What is a plus is the zero stop, and having only a single turn, so it is impossible to get lost – it is the easiest way to use it. Staying on the topic of physical characteristics, Leica uses AquaDura Coating on this model; they apply it on the external part of the lenses, and this repels water particles, dirt particles, and if you exhale on the lens, you will see that the trace quickly disappears – you are able to use it even if warm air touches a cold scope.

Let us turn our attention to the optical features of the scope – it goes from 6.5 to 26. The zoom factor is 4x and optically, it is pretty decent. There is a bit of tunnel effect (it is not as forgiving as on Magnus). It also has a 100 mm of eye relief, which means that you can even use it on extremely powerful calibers – even stronger than .300 Winchester Magnum – there is enough eye-relief that the scope never hits you.

It lacks illumination, like the previous ER scopes. But since this is intended for day-time long-range hunting, like Chamois hunting in the mountains, it does not need illumination. Including it would certainly make it a better scope since it only has a 4x zoom and a 56 mm objective lens, but it still performs well in twilight – if you put it on 8x magnification, or 20x, 26x, just to see the details (not to shoot). On 26x magnification, you are able to judge what kind of an animal you are looking at even on a 200 m distance, without a problem. You can also take confident shots up to 500 m. This scope was purposely built for long-range hunting.

The philosophy behind long-range hunting is clear: high magnification (so you are able to judge the details), a tactical turret (which enables you to shoot accurately up to 500 m), and parallax adjustment. Overall, it has everything needed. Leica does not need a bigger elevation adjustment because their core philosophy is that if you hunt long-range, you should not shoot on a too far distance (it has to be within an ethical range).
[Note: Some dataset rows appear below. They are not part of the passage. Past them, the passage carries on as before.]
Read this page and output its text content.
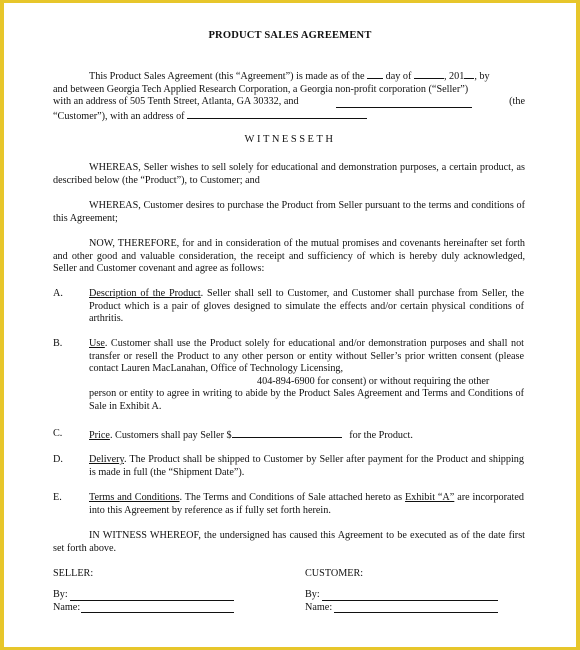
PRODUCT SALES AGREEMENT
This Product Sales Agreement (this “Agreement”) is made as of the day of	, 201 , by
and between Georgia Tech Applied Research Corporation, a Georgia non-profit corporation (“Seller”)
with an address of 505 Tenth Street, Atlanta, GA 30332, and	(the
“Customer”), with an address of
WITNESSETH

WHEREAS, Seller wishes to sell solely for educational and demonstration purposes, a certain product, as described below (the “Product”), to Customer; and

WHEREAS, Customer desires to purchase the Product from Seller pursuant to the terms and conditions of this Agreement;

NOW, THEREFORE, for and in consideration of the mutual promises and covenants hereinafter set forth and other good and valuable consideration, the receipt and sufficiency of which is hereby duly acknowledged, Seller and Customer covenant and agree as follows:

A.	Description of the Product. Seller shall sell to Customer, and Customer shall purchase from Seller, the Product which is a pair of gloves designed to simulate the effects and/or certain physical conditions of arthritis.

B.	Use. Customer shall use the Product solely for educational and/or demonstration purposes and shall not transfer or resell the Product to any other person or entity without Seller’s prior written consent (please contact Lauren MacLanahan, Office of Technology Licensing,

404-894-6900 for consent) or without requiring the other

person or entity to agree in writing to abide by the Product Sales Agreement and Terms and Conditions of Sale in Exhibit A.

C.	Price. Customers shall pay Seller $	for the Product.

D.	Delivery. The Product shall be shipped to Customer by Seller after payment for the Product and shipping is made in full (the “Shipment Date”).

E.	Terms and Conditions. The Terms and Conditions of Sale attached hereto as Exhibit “A” are incorporated into this Agreement by reference as if fully set forth herein.

IN WITNESS WHEREOF, the undersigned has caused this Agreement to be executed as of the date first set forth above.

SELLER:	CUSTOMER:
By:
Name:
By:
Name:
We can conclude by saying that this is a scope intended for long-range hunting for distances up to 500 m, maybe 600 m, if your bullet trajectory allows it. The scope will not perform well regarding other purposes than hunting. The magnification is already so high that the field of view is quite narrow – on all magnification settings, the field of view is not the best when it comes to the Leica ER. It is meant for stalking in the mountains and shooting at greater distances, and also for using it in combination with their laser rangefinding products like the Rangemaster or Geovid – then, it excels in terms of performance.